Another possibility is to hold a barbell at the crooks of the arms, on the inside of the elbow, as in a Zercher squat .

The lifter bends forward, bowing at the hips while keeping the back straight. This is the eccentric portion. The motion is at its halfway point when the lifter's torso is almost parallel with the ground, after which the lifter returns to the upright position, during the concentric portion.

It is recommended that the lifter avoid rounding (flexing) or rotation (twisting) at any point during movement; however, it appears that some spinal flexion is elicited during the movement. A properly distributed bar, balance and core stability help to prevent this from occurring in excess. The lifter should rather concentrate on pushing the hips back while keeping the spine straight or arched.

==Implements==
Other forms of resistance can be used other than a barbell in variations of the movement. While awkward and creating pressure points, dumbbells or kettlebells may be used. A sandbag is a comfortable alternative, or a medicine ball held behind the head. Weighted clubs or maces can be set against the back. Stretch bands anchored under the feet are also used.

The movement can also be performed with an empty bar, a broomstick, or one's body weight, a variation suitable for beginners, casual stretching, warmups, warmdowns or endurance training.

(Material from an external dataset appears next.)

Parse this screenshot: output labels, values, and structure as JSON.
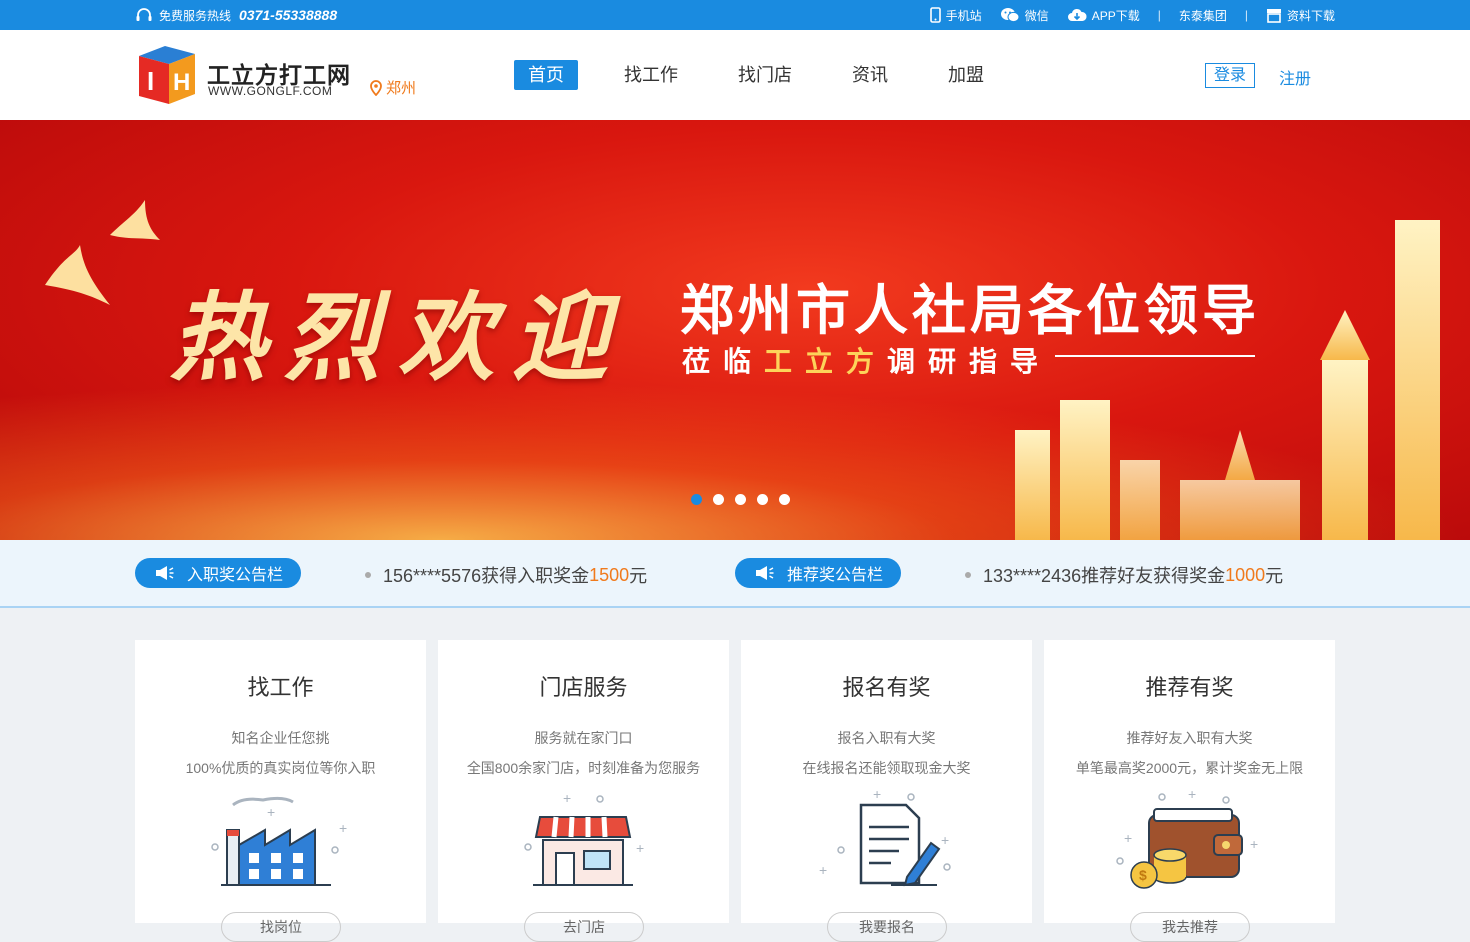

A similar exercise and easier alternative for odd implements such as dumbbells would be doing stiff or straight legged deadlifts. This involves the arms hanging down rather than up at one's back, and the pressure is exerted on the back through being held in the hands and through one's supporting back musculature such as the lattismus dorsi, trapezius and rhomboids.

==Dangers==
The good-morning is a controversial exercise as some will claim that it leads to lower back injuries. Famously, Bruce Lee seriously injured himself while performing the exercise after an inadequate warm-up and over confidently selecting his working weight. On the other hand, the good-morning can also strengthen the lower back and prevent injury when properly applied.

Rounding the back can result in back injuries. To aid in preventing a rounded back, the lifter's chin should remain upright. A common technique is to focus the eyes on a spot at about belt height during the lift, reversing direction after lowering when the eyes come in line with the spot. At the bottom of the range of motion, this keeps the chin up and the head tilted back, facilitating a flat or slightly arched spine.